Here we show a Bonaldi 7/8" cylinder, but they are all very similar. Note that the washer at the lower right is not the original washer. This one is a very thin washer from a domestic cylinder. The original washer is about 1/32" thick. We're going to replace it with a custom part, so it doesn't matter. Also, the brass collar next to the small spring at bottom is one we made to replace the missing original part.
We can sleeve all sizes of this cylinder. The original doughnut-shaped seals are available, but the 7/8" size are a very poor fit. They may be a duplicate of a worn-out part, or allowance may not have been made for shrinkage in the molding process. They are only 0.002" or so larger than the bore they fit, which is not enough to seal properly. Cylinders assembled with these seals will bypass under pressure.
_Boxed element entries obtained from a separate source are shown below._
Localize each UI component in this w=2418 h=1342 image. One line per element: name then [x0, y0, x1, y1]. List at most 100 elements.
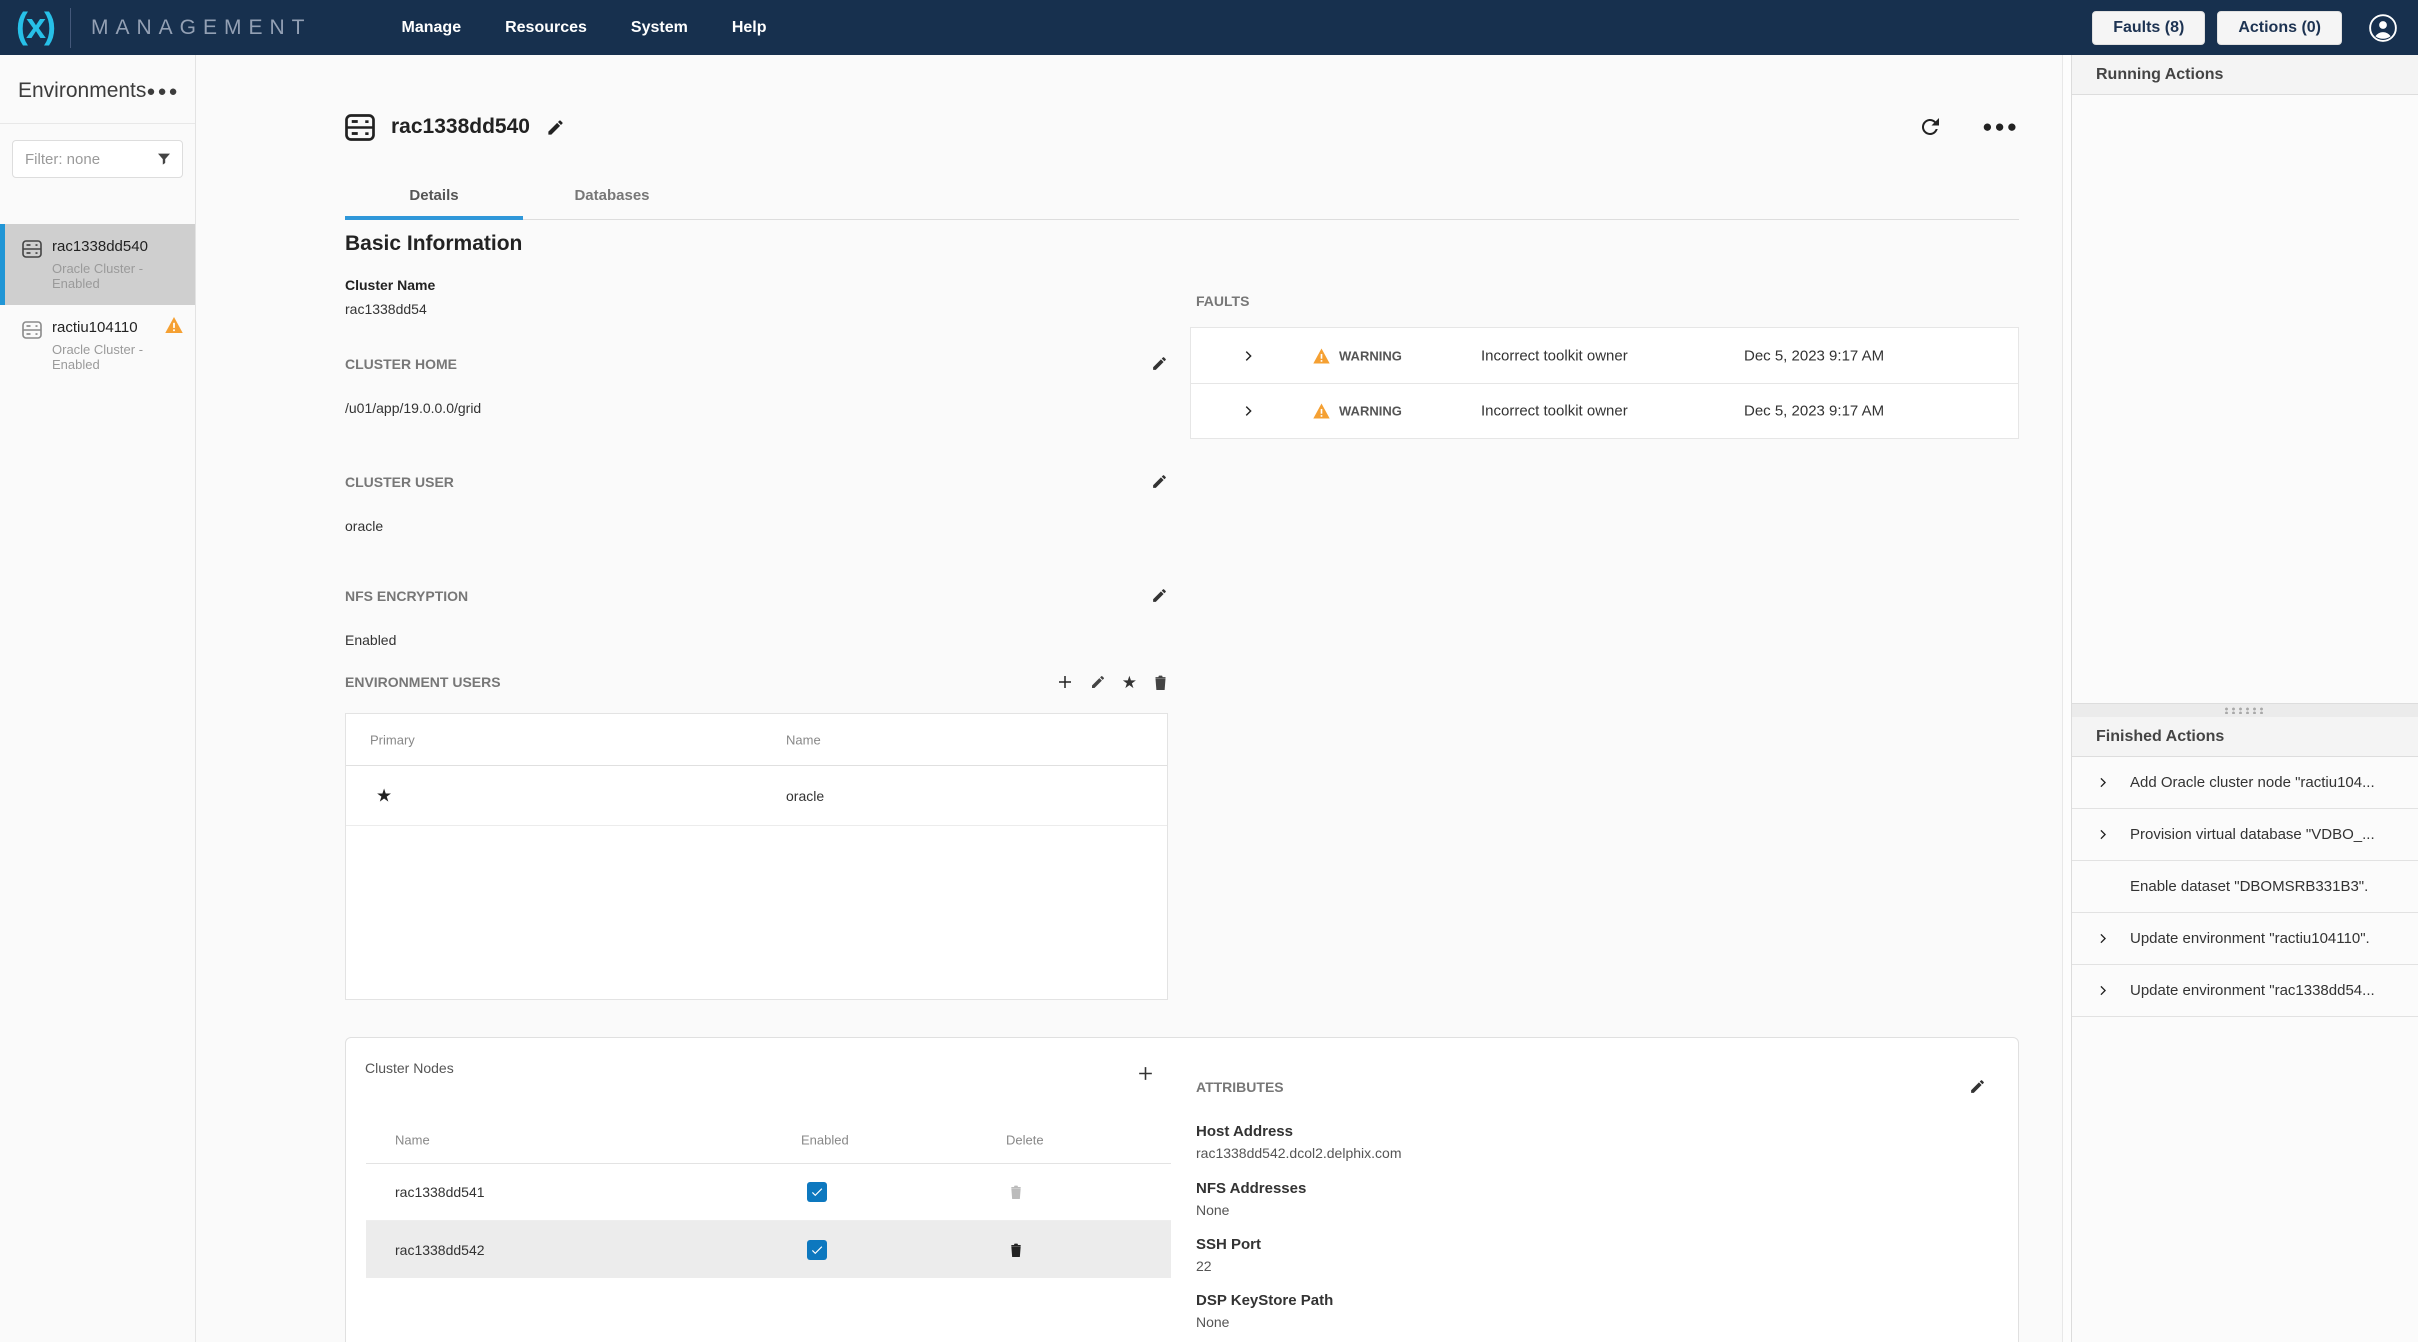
nodes-col-name: Name: [395, 1132, 430, 1147]
cluster-node-row[interactable]: rac1338dd542: [366, 1221, 1171, 1278]
users-table-header: Primary Name: [346, 714, 1167, 766]
attribute-label: DSP KeyStore Path: [1196, 1292, 1333, 1309]
attribute-label: Host Address: [1196, 1123, 1401, 1140]
cluster-home-value: /u01/app/19.0.0.0/grid: [345, 400, 1168, 416]
panel-resize-handle[interactable]: [2072, 703, 2418, 717]
sidebar-item-rac1338dd540[interactable]: rac1338dd540 Oracle Cluster - Enabled: [0, 224, 195, 305]
fault-row[interactable]: WARNING Incorrect toolkit owner Dec 5, 2…: [1190, 327, 2019, 383]
environment-users-label: ENVIRONMENT USERS: [345, 674, 501, 690]
cluster-user-label: CLUSTER USER: [345, 474, 454, 490]
cluster-home-label: CLUSTER HOME: [345, 356, 457, 372]
node-enabled-checkbox[interactable]: [807, 1240, 827, 1260]
attributes-heading: ATTRIBUTES: [1196, 1079, 1284, 1095]
chevron-right-icon[interactable]: [2096, 775, 2130, 790]
finished-action-item[interactable]: Update environment "ractiu104110".: [2072, 913, 2418, 965]
cluster-node-row[interactable]: rac1338dd541: [366, 1164, 1171, 1221]
warning-icon: [1313, 404, 1330, 419]
tab-databases[interactable]: Databases: [523, 176, 701, 219]
cluster-nodes-heading: Cluster Nodes: [365, 1060, 454, 1076]
nfs-encryption-label: NFS ENCRYPTION: [345, 588, 468, 604]
add-cluster-node-icon[interactable]: [1136, 1064, 1155, 1083]
sidebar-overflow-menu-icon[interactable]: ●●●: [146, 83, 179, 100]
page-overflow-menu-icon[interactable]: ●●●: [1982, 117, 2019, 137]
grip-dots-icon: [2223, 707, 2267, 714]
edit-title-icon[interactable]: [546, 118, 565, 137]
finished-action-label: Add Oracle cluster node "ractiu104...: [2130, 774, 2375, 791]
environment-item-text: rac1338dd540 Oracle Cluster - Enabled: [52, 238, 185, 291]
sidebar-item-ractiu104110[interactable]: ractiu104110 Oracle Cluster - Enabled: [0, 305, 195, 386]
attribute-value: None: [1196, 1314, 1333, 1330]
cluster-user-value: oracle: [345, 518, 1168, 534]
finished-action-item[interactable]: Provision virtual database "VDBO_...: [2072, 809, 2418, 861]
chevron-right-icon[interactable]: [1241, 403, 1257, 419]
server-icon: [345, 114, 375, 141]
environments-sidebar: Environments ●●●: [0, 55, 196, 1342]
finished-action-item[interactable]: Add Oracle cluster node "ractiu104...: [2072, 757, 2418, 809]
actions-button[interactable]: Actions (0): [2217, 11, 2342, 45]
node-enabled-checkbox[interactable]: [807, 1182, 827, 1202]
edit-cluster-user-icon[interactable]: [1151, 473, 1168, 490]
faults-button[interactable]: Faults (8): [2092, 11, 2205, 45]
finished-action-item[interactable]: Enable dataset "DBOMSRB331B3".: [2072, 861, 2418, 913]
refresh-icon[interactable]: [1918, 115, 1942, 139]
edit-cluster-home-icon[interactable]: [1151, 355, 1168, 372]
finished-action-item[interactable]: Update environment "rac1338dd54...: [2072, 965, 2418, 1017]
server-icon: [22, 321, 42, 372]
tab-details[interactable]: Details: [345, 176, 523, 219]
environment-filter: [12, 140, 183, 178]
environment-details-main: rac1338dd540 ●●● Details Databases Basic…: [196, 55, 2062, 1342]
nav-item-system[interactable]: System: [631, 19, 688, 37]
nav-item-resources[interactable]: Resources: [505, 19, 587, 37]
actions-panel: Running Actions Finished Actions Add Ora…: [2072, 55, 2418, 1342]
delete-node-trash-icon[interactable]: [1009, 1184, 1023, 1200]
attribute-field: SSH Port 22: [1196, 1236, 1261, 1274]
user-avatar-icon[interactable]: [2368, 13, 2398, 43]
cluster-name-value: rac1338dd54: [345, 301, 435, 317]
chevron-right-icon[interactable]: [1241, 348, 1257, 364]
main-scrollbar-track[interactable]: [2062, 55, 2072, 1342]
add-user-icon[interactable]: [1056, 673, 1074, 691]
attribute-label: NFS Addresses: [1196, 1180, 1306, 1197]
nfs-encryption-section: NFS ENCRYPTION Enabled: [345, 587, 1168, 648]
brand-label: MANAGEMENT: [91, 16, 312, 40]
environment-title-row: rac1338dd540 ●●●: [345, 107, 2019, 147]
nfs-encryption-value: Enabled: [345, 632, 1168, 648]
warning-icon: [1313, 348, 1330, 363]
attribute-value: rac1338dd542.dcol2.delphix.com: [1196, 1145, 1401, 1161]
delete-user-trash-icon[interactable]: [1153, 674, 1168, 691]
nav-menu: Manage Resources System Help: [402, 19, 767, 37]
cluster-nodes-card: Cluster Nodes Name Enabled Delete rac133…: [345, 1037, 2019, 1342]
users-col-name: Name: [786, 732, 821, 747]
cluster-user-section: CLUSTER USER oracle: [345, 473, 1168, 534]
environment-users-table: Primary Name ★ oracle: [345, 713, 1168, 1000]
filter-input[interactable]: [25, 151, 156, 168]
chevron-right-icon[interactable]: [2096, 983, 2130, 998]
attribute-value: None: [1196, 1202, 1306, 1218]
nav-item-manage[interactable]: Manage: [402, 19, 462, 37]
nav-item-help[interactable]: Help: [732, 19, 767, 37]
nav-divider: [70, 8, 71, 48]
chevron-right-icon[interactable]: [2096, 931, 2130, 946]
fault-date: Dec 5, 2023 9:17 AM: [1744, 347, 1884, 364]
environment-name: rac1338dd540: [52, 238, 185, 255]
cluster-name-label: Cluster Name: [345, 277, 435, 293]
user-row-oracle[interactable]: ★ oracle: [346, 766, 1167, 826]
set-primary-user-star-icon[interactable]: ★: [1122, 674, 1137, 691]
attributes-section: ATTRIBUTES Host Address rac1338dd542.dco…: [1196, 1038, 2006, 1342]
edit-user-icon[interactable]: [1090, 674, 1106, 690]
environment-subtitle: Oracle Cluster - Enabled: [52, 261, 185, 291]
delete-node-trash-icon[interactable]: [1009, 1242, 1023, 1258]
attribute-label: SSH Port: [1196, 1236, 1261, 1253]
users-col-primary: Primary: [370, 732, 415, 747]
node-name-cell: rac1338dd542: [395, 1242, 485, 1258]
fault-row[interactable]: WARNING Incorrect toolkit owner Dec 5, 2…: [1190, 383, 2019, 439]
top-nav: (x) MANAGEMENT Manage Resources System H…: [0, 0, 2418, 55]
chevron-right-icon[interactable]: [2096, 827, 2130, 842]
edit-attributes-icon[interactable]: [1969, 1078, 1986, 1095]
attribute-value: 22: [1196, 1258, 1261, 1274]
nav-right: Faults (8) Actions (0): [2092, 11, 2418, 45]
cluster-nodes-table-header: Name Enabled Delete: [366, 1116, 1171, 1164]
edit-nfs-encryption-icon[interactable]: [1151, 587, 1168, 604]
filter-icon[interactable]: [156, 151, 172, 167]
finished-action-label: Update environment "rac1338dd54...: [2130, 982, 2375, 999]
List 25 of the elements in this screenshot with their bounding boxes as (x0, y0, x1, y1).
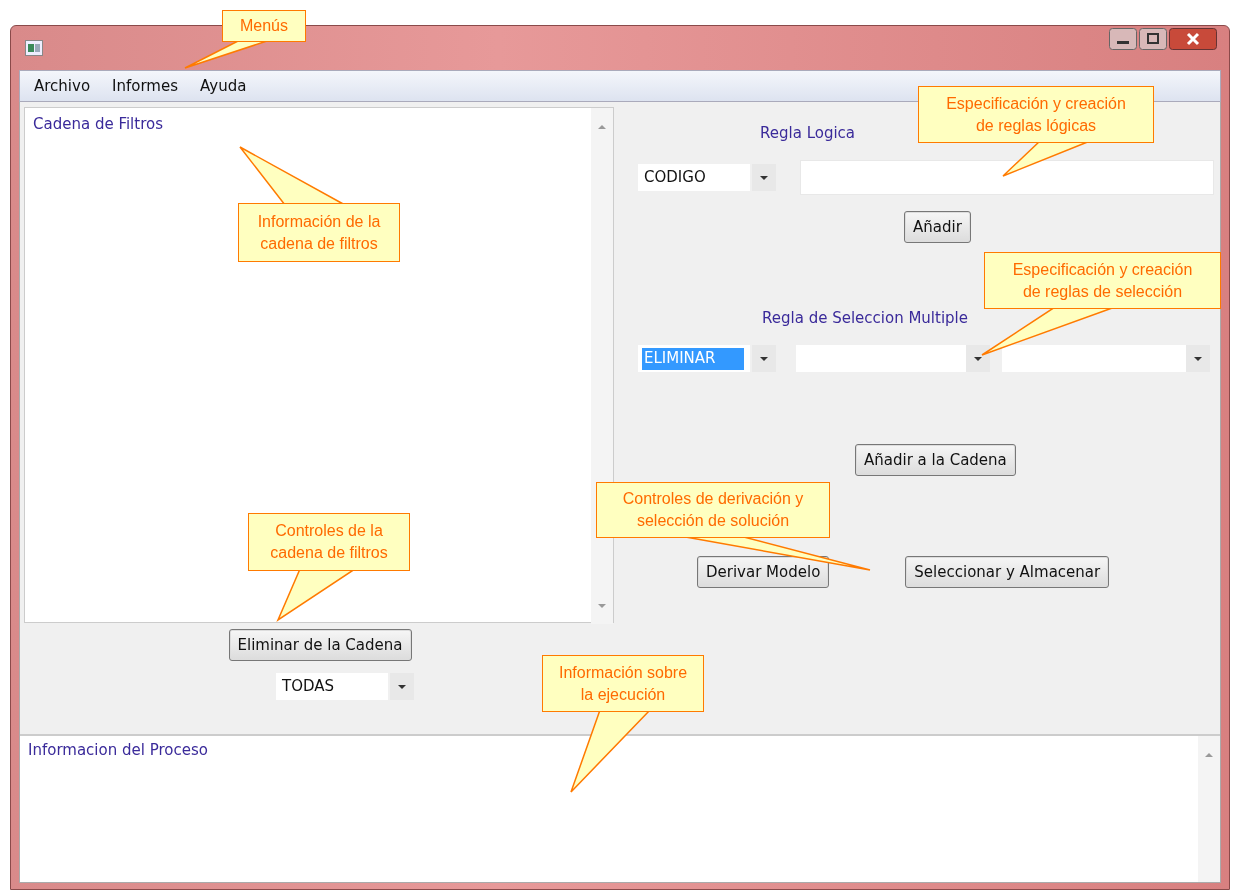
app-icon (25, 40, 43, 56)
section-heading: Regla de Seleccion Multiple (762, 309, 968, 327)
menu-item[interactable]: Ayuda (200, 77, 247, 95)
add-to-chain-button[interactable]: Añadir a la Cadena (855, 444, 1016, 476)
minimize-button[interactable] (1109, 28, 1137, 50)
maximize-button[interactable] (1139, 28, 1167, 50)
add-button[interactable]: Añadir (904, 211, 971, 243)
list-title: Cadena de Filtros (33, 115, 163, 133)
callout: Controles de derivación y selección de solución (596, 482, 830, 538)
callout: Información de la cadena de filtros (238, 203, 400, 262)
section-heading: Regla Logica (760, 124, 856, 142)
callout: Información sobre la ejecución (542, 655, 704, 712)
close-button[interactable] (1169, 28, 1217, 50)
callout: Menús (222, 10, 306, 42)
selection-dropdown[interactable] (796, 345, 990, 372)
panel-title: Informacion del Proceso (28, 741, 208, 759)
menu-item[interactable]: Archivo (34, 77, 91, 95)
derive-model-button[interactable]: Derivar Modelo (697, 556, 830, 588)
selection-dropdown[interactable] (1002, 345, 1210, 372)
rule-input-field[interactable] (800, 160, 1214, 195)
scrollbar[interactable] (1198, 736, 1220, 882)
remove-from-chain-button[interactable]: Eliminar de la Cadena (228, 629, 412, 661)
menu-item[interactable]: Informes (112, 77, 179, 95)
select-and-store-button[interactable]: Seleccionar y Almacenar (905, 556, 1110, 588)
scrollbar[interactable] (591, 108, 613, 624)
We have identified lip-type seals from the catalog of our U.S. brake rubber parts supplier that are a good fit. They work very well as a direct replacement in the pumping seal locations, which are to the left of the two pistons in the above photo. The seal at the intermediate position, the one at lower right in the photo above, is held in place by the middle return spring bearing against it with the washer mentioned earlier in between to protect the seal from the spring. See the next photo showing all the parts in line. This works fine with the original seals because they are solid blocks of stiff rubber, but if we allow the spring to bear against the lip-type seal it will be crushed.
The photo below shows the piston assemblies with the new seals fitted. In place of the intermediate washer we have fitted a hat-shape spring seat which bears against the end of the piston and establishes a groove for the lip seal. The new spring seat takes all the pressure from the return spring. We make these spring seats from solid brass bar stock.
The next photo shows the full length of the piston assemblies.
The OE-style replacement seals for the 23mm and 1" versions of these cylinders are a slightly better fit, but some of our customers have had similar troubles with them. We have lip-type seals for all three sizes, and can replace them in the same way we did this cylinder.
Customers for whom we have converted cylinders in this manner report that they bleed quickly and work well.